Però, a pensarci bene un senso ce l’ha. Perché se le parole sono mattoni, la storia è la struttura, e l’uso che facciamo delle parole dà luogo agli intonaci, le tinte, gli arredi. Quando scrivi, di solito, pensi a una storia, a quella che viene chiamata trama? Non so. A me, a ben guardare, si forma nella mente un personaggio, che piano piano si arricchisce di caratteristiche. A quel punto, basta lasciarlo vivere sulla pagina, e il gioco è fatto.

E quindi, mi devo correggere: la struttura non è la storia, ma i protagonisti. Il resto ricopre la struttura, trasformandola in una casa. E poco importa se il risultato finale sia una villa, o una umile catapecchia: l’importante è scrivere.

Russell, l’insegnamento, dieci regole e la scrittura

 

Dieci regole, dieci frasi sintetiche ma cariche di significati e di implicazioni. Pubblicato per la prima volta nel 1951 nel New York Times Magazine, il “decalogo” di Bertrand Russell (che, come disse ironicamente lo stesso autore, non intendeva sostituire quello biblico ma solo ampliarlo) riassume in sè l’essenza dello spirito liberale e libero, e fu messo insieme pensando soprattutto alla sua applicazione all’insegnamento e all’educazione dei giovani.
In realtà, basta leggerle per accorgersi che possono applicarsi a qualunque attività umana, dalla più semplice alla più sofisticata, compresa naturalmente la scrittura. O almeno, questo è ciò che ho pensato io. E ho provato a interpretarle dal punto di vista di chi scrive.

Ecco allora le dieci celeberrime “regole”.

1. Non essere mai sicuro di niente. La buona scrittura è sperimentazione, è seguire sentieri non ancora battuti (o almeno cercarli), sia nello stile narrativo sia nei contenuti senza scimmiottare gli altri. Abbandonare il conosciuto per cercare nuove forme comunicative e nuovi sogni è una delle caratteristiche di base dell’arte, ma anche del buon artigianato. Quindi non basarti solo su ciò che sai e che hai sperimentato, ma cerca il nuovo, rimetti in gioco le tue certezze.

2. Non pensare che si possa nascondere l’evidenza, perché l’evidenza prima o poi è destinata a venire alla luce. Le cose, anche nella scrittura, seguono un loro corso, e non possiamo che assecondarlo, non possiamo negare l’evidenza (compresa, magari, l’eventualità che non abbiamo sufficiente talento per arrivare dove vorremmo).

3. Cerca di riflettere su ciò che stai facendo anche quando sei sicuro di avere successo. L’umiltà, il mettersi continuamente in discussione è un elemento insostituibile nella strada verso il miglioramento.

4. Quando incontri qualcuno che ti si oppone, sia pure il coniuge o tuo figlio, cerca di spuntarla con il ragionamento invece che con l’autorità: una vittoria che derivi dall’autorità è non vera e illusoria. La propria forza e il proprio valore si misurano con la parola scritta, non millantando né cullandosi su eventuali allori.

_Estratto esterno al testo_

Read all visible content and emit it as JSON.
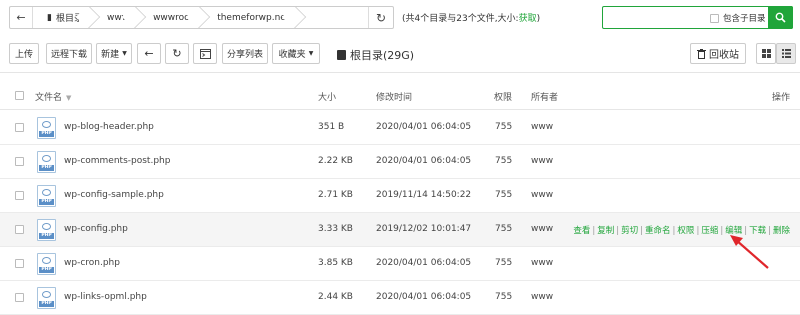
{
  "pathbar": {
    "crumbs": [
      "根目录",
      "www",
      "wwwroot",
      "themeforwp.net"
    ]
  },
  "summary": {
    "text": "(共4个目录与23个文件,大小:",
    "link": "获取",
    "close": ")"
  },
  "search": {
    "include_sub": "包含子目录"
  },
  "toolbar": {
    "upload": "上传",
    "remote_download": "远程下载",
    "new": "新建",
    "share_list": "分享列表",
    "favorites": "收藏夹",
    "disk": "根目录(29G)",
    "recycle": "回收站"
  },
  "table": {
    "headers": {
      "name": "文件名",
      "size": "大小",
      "mtime": "修改时间",
      "perm": "权限",
      "owner": "所有者",
      "ops": "操作"
    },
    "rows": [
      {
        "name": "wp-blog-header.php",
        "size": "351 B",
        "mtime": "2020/04/01 06:04:05",
        "perm": "755",
        "owner": "www"
      },
      {
        "name": "wp-comments-post.php",
        "size": "2.22 KB",
        "mtime": "2020/04/01 06:04:05",
        "perm": "755",
        "owner": "www"
      },
      {
        "name": "wp-config-sample.php",
        "size": "2.71 KB",
        "mtime": "2019/11/14 14:50:22",
        "perm": "755",
        "owner": "www"
      },
      {
        "name": "wp-config.php",
        "size": "3.33 KB",
        "mtime": "2019/12/02 10:01:47",
        "perm": "755",
        "owner": "www"
      },
      {
        "name": "wp-cron.php",
        "size": "3.85 KB",
        "mtime": "2020/04/01 06:04:05",
        "perm": "755",
        "owner": "www"
      },
      {
        "name": "wp-links-opml.php",
        "size": "2.44 KB",
        "mtime": "2020/04/01 06:04:05",
        "perm": "755",
        "owner": "www"
      }
    ],
    "ops": [
      "查看",
      "复制",
      "剪切",
      "重命名",
      "权限",
      "压缩",
      "编辑",
      "下载",
      "删除"
    ],
    "file_badge": "PHP"
  },
  "colors": {
    "accent": "#20a53a",
    "arrow": "#e0262b",
    "file_icon": "#5b8fc7"
  }
}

5. Non avere rispetto dell’autorità altrui: si possono sempre trovare autorità opposte. Ovvero: se credi nelle tue idee, nella tua scrittura, combatti per essi e portale avanti con coraggio e tenacia, senza timori reverenziali.

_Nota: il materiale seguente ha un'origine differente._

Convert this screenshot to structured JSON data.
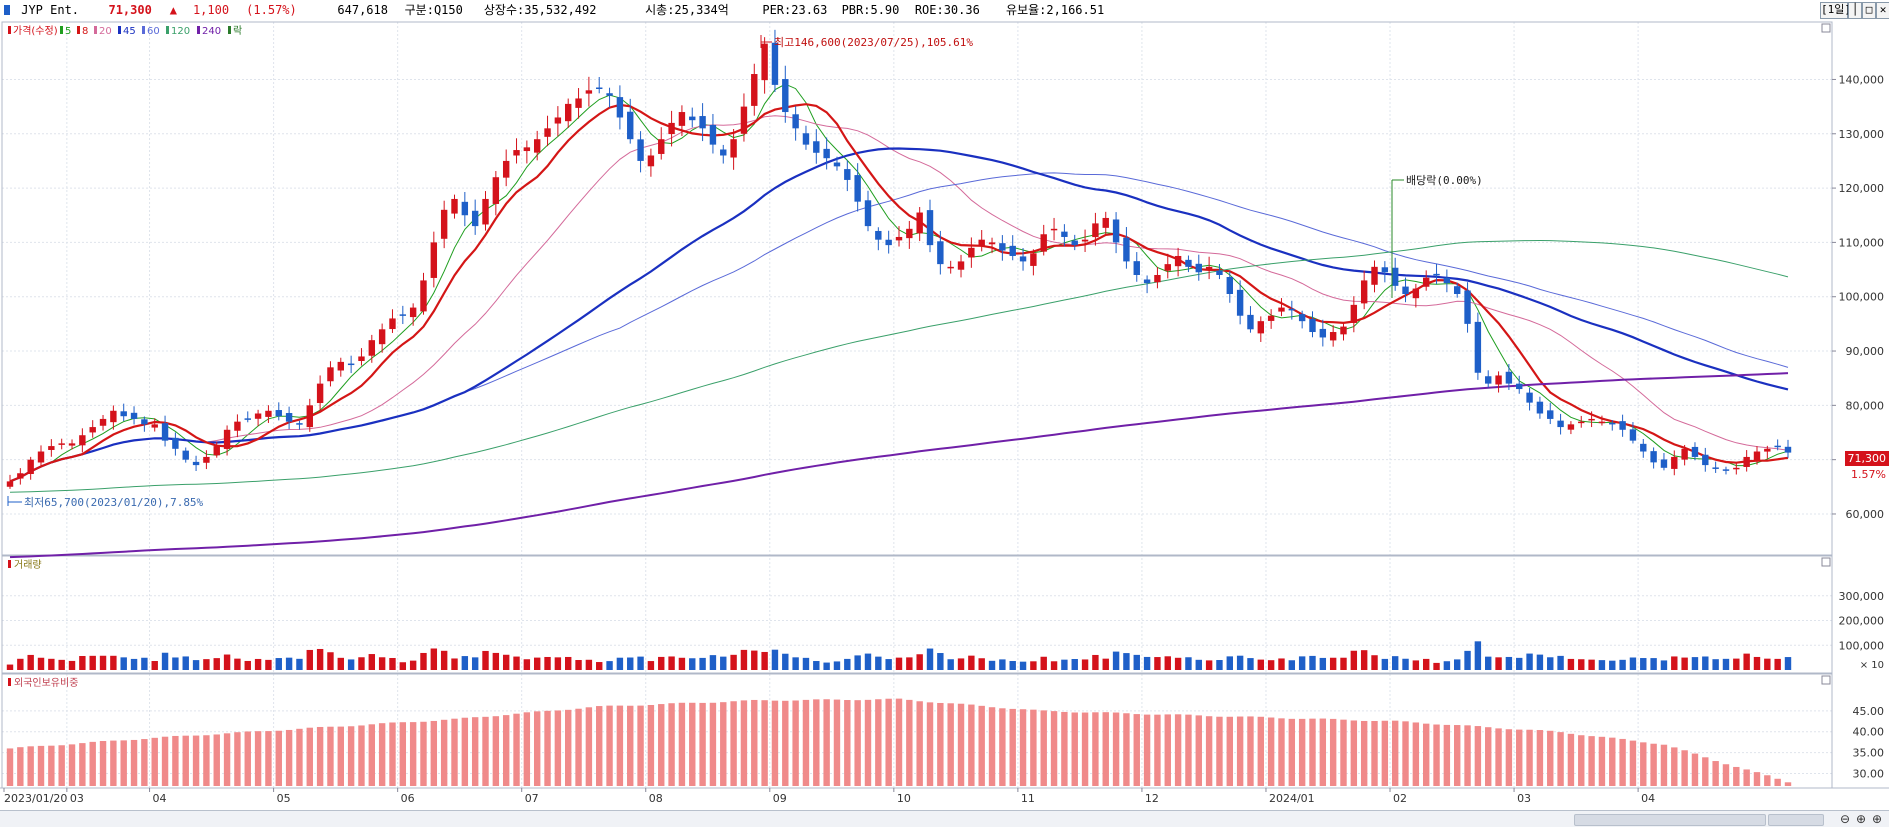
{
  "header": {
    "stock_name": "JYP Ent.",
    "price": "71,300",
    "change_arrow": "▲",
    "change": "1,100",
    "change_pct": "(1.57%)",
    "volume": "647,618",
    "category": "구분:Q150",
    "shares": "상장수:35,532,492",
    "market_cap": "시총:25,334억",
    "per": "PER:23.63",
    "pbr": "PBR:5.90",
    "roe": "ROE:30.36",
    "reserve": "유보율:2,166.51",
    "period_button": "[1일]",
    "window_buttons": [
      "│",
      "□",
      "✕"
    ]
  },
  "colors": {
    "up": "#d4121b",
    "down": "#1e5fc8",
    "ma5": "#1f9e1f",
    "ma8": "#d41616",
    "ma20": "#d46a9a",
    "ma45": "#1a30c0",
    "ma60": "#5a6ad8",
    "ma120": "#3aa06a",
    "ma240": "#7020a8",
    "foreign": "#f08a8a"
  },
  "legend": {
    "price_items": [
      {
        "label": "가격(수정)",
        "color": "#d4121b"
      },
      {
        "label": "5",
        "color": "#1f9e1f"
      },
      {
        "label": "8",
        "color": "#d41616"
      },
      {
        "label": "20",
        "color": "#d46a9a"
      },
      {
        "label": "45",
        "color": "#1a30c0"
      },
      {
        "label": "60",
        "color": "#5a6ad8"
      },
      {
        "label": "120",
        "color": "#3aa06a"
      },
      {
        "label": "240",
        "color": "#7020a8"
      },
      {
        "label": "락",
        "color": "#2a7a2a"
      }
    ],
    "volume_label": "거래량",
    "foreign_label": "외국인보유비중"
  },
  "chart_data": {
    "type": "candlestick",
    "price_axis": {
      "ticks": [
        "140,000",
        "130,000",
        "120,000",
        "110,000",
        "100,000",
        "90,000",
        "80,000",
        "70,000",
        "60,000"
      ],
      "values": [
        140000,
        130000,
        120000,
        110000,
        100000,
        90000,
        80000,
        70000,
        60000
      ],
      "range": [
        53000,
        148000
      ]
    },
    "volume_axis": {
      "ticks": [
        "300,000",
        "200,000",
        "100,000"
      ],
      "values": [
        300000,
        200000,
        100000
      ],
      "unit": "× 10",
      "range": [
        0,
        380000
      ]
    },
    "foreign_axis": {
      "ticks": [
        "45.00",
        "40.00",
        "35.00",
        "30.00"
      ],
      "values": [
        45,
        40,
        35,
        30
      ],
      "range": [
        27,
        50
      ]
    },
    "x_axis": {
      "labels": [
        "2023/01/20",
        "03",
        "04",
        "05",
        "06",
        "07",
        "08",
        "09",
        "10",
        "11",
        "12",
        "2024/01",
        "02",
        "03",
        "04"
      ]
    },
    "price_series": [
      {
        "month": "2023/01",
        "values": [
          66000,
          67500,
          70000,
          71500,
          72500,
          73000
        ]
      },
      {
        "month": "02",
        "values": [
          73000,
          74500,
          76000,
          77500,
          79000,
          78000,
          77500,
          76500
        ]
      },
      {
        "month": "03",
        "values": [
          76500,
          73500,
          72000,
          70000,
          69000,
          70500,
          72500,
          75500,
          77000,
          77500,
          78500,
          79000
        ]
      },
      {
        "month": "04",
        "values": [
          78000,
          77000,
          76500,
          80000,
          84000,
          87000,
          88000,
          87500,
          89000,
          92000,
          94000,
          96000
        ]
      },
      {
        "month": "05",
        "values": [
          96500,
          98000,
          103000,
          110000,
          116000,
          118000,
          115000,
          113000,
          118000,
          122000,
          125000,
          127000
        ]
      },
      {
        "month": "06",
        "values": [
          127500,
          129000,
          131000,
          133000,
          135500,
          136500,
          138000,
          138500,
          137000,
          133000,
          129000,
          125000
        ]
      },
      {
        "month": "07",
        "values": [
          126000,
          129000,
          132000,
          134000,
          132500,
          131000,
          128000,
          126000,
          129000,
          135000,
          141000,
          146600
        ]
      },
      {
        "month": "08",
        "values": [
          139000,
          134000,
          131000,
          128000,
          126500,
          125500,
          124000,
          121500,
          117500,
          113000,
          110500,
          109500
        ]
      },
      {
        "month": "09",
        "values": [
          111000,
          112500,
          115500,
          109500,
          106000,
          105500,
          106500,
          109000,
          110500,
          110000,
          108500,
          107500
        ]
      },
      {
        "month": "10",
        "values": [
          106500,
          108000,
          111500,
          112500,
          111000,
          109500,
          110500,
          113500,
          114500,
          110000,
          106500,
          104000
        ]
      },
      {
        "month": "11",
        "values": [
          102500,
          104000,
          106000,
          107500,
          105500,
          104500,
          105500,
          104000,
          100500,
          96500,
          94000,
          95500
        ]
      },
      {
        "month": "12",
        "values": [
          96500,
          98000,
          97500,
          95500,
          93500,
          92500,
          93500,
          94500,
          98500,
          103000,
          105500,
          104500
        ]
      },
      {
        "month": "2024/01",
        "values": [
          102000,
          100500,
          101500,
          103500,
          104000,
          102500,
          100500,
          95000,
          86000,
          84000,
          85500,
          84000
        ]
      },
      {
        "month": "02",
        "values": [
          83000,
          80500,
          78500,
          77500,
          76000,
          76500,
          77000,
          77500,
          77000,
          76500,
          75500,
          73500
        ]
      },
      {
        "month": "03",
        "values": [
          71500,
          69500,
          68500,
          70500,
          72000,
          70500,
          69000,
          68500,
          68000,
          68500,
          70500,
          71500
        ]
      },
      {
        "month": "04",
        "values": [
          72000,
          72500,
          71300
        ]
      }
    ],
    "annotations": {
      "high": "최고146,600(2023/07/25),105.61%",
      "low": "최저65,700(2023/01/20),7.85%",
      "dividend": "배당락(0.00%)",
      "last_price": "71,300",
      "last_pct": "1.57%"
    }
  }
}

6. Non usare il potere per sopprimere opinioni che ritieni pericolose, perché saranno loro a sopprimerti.
La verità anche nella scrittura paga sempre, ed è più forte di qualunque sollecitazione indebita.

7. Non temere di avere opinioni stravaganti o eccentriche: ciò che ora è comunemente accettato, prima che lo fosse  era considerato stravagante. Cerca di osare, senza timore. Ciò che oggi appare strano, troppo nuovo, domani potrebbe essere accettato e diventare la norma. In altre parole, rifiuta di ripercorrere le strade degli altri, se ne hai la possibililtà e hai abbastanza talento (altrimenti rischi di apparire ridicolo e weird).

8. Trova più piacere in qualcuno che dissente con intelligenza piuttosto che in chi è d’accordo in modo passivo: se dai valore all’intelligenza, dal primo può derivare un accordo ben più profondo che dal secondo. Pensiamo alla diversa utilità di un’adulazione rispetto a una critica seria e ragionata, fatta con acutezza e con spirito positivo. La crescita come scrittore arriva proprio quando si riesce a accettare e elaborare critiche e osservazioni pungenti.

9. Sii scrupolosamente sincero, anche se la sincerità spesso ti sembrerebbe meglio tenerla nascosta. Il lettore merita schiettezza e sincerità, e sente quando lo scrittore lo sta ingannando con trucchi o banalità che suonano subito falsi. Quindi rivela te stesso, senza artifici o millanterie, perché tanto ti porterebero poco lontano.

10. Non invidiare la felicità di coloro che vivono in un paradiso dei pazzi, perché solo un pazzo penserebbe che quella sia felicità. Pensa alla tua scrittura, non a quella degli altri, soprattutto di queli che ne vanno fieri: chi scrive seriamente, difficilmente sarà soddisfatto di ciò che ha scritto. Sarebbe un pazzo. 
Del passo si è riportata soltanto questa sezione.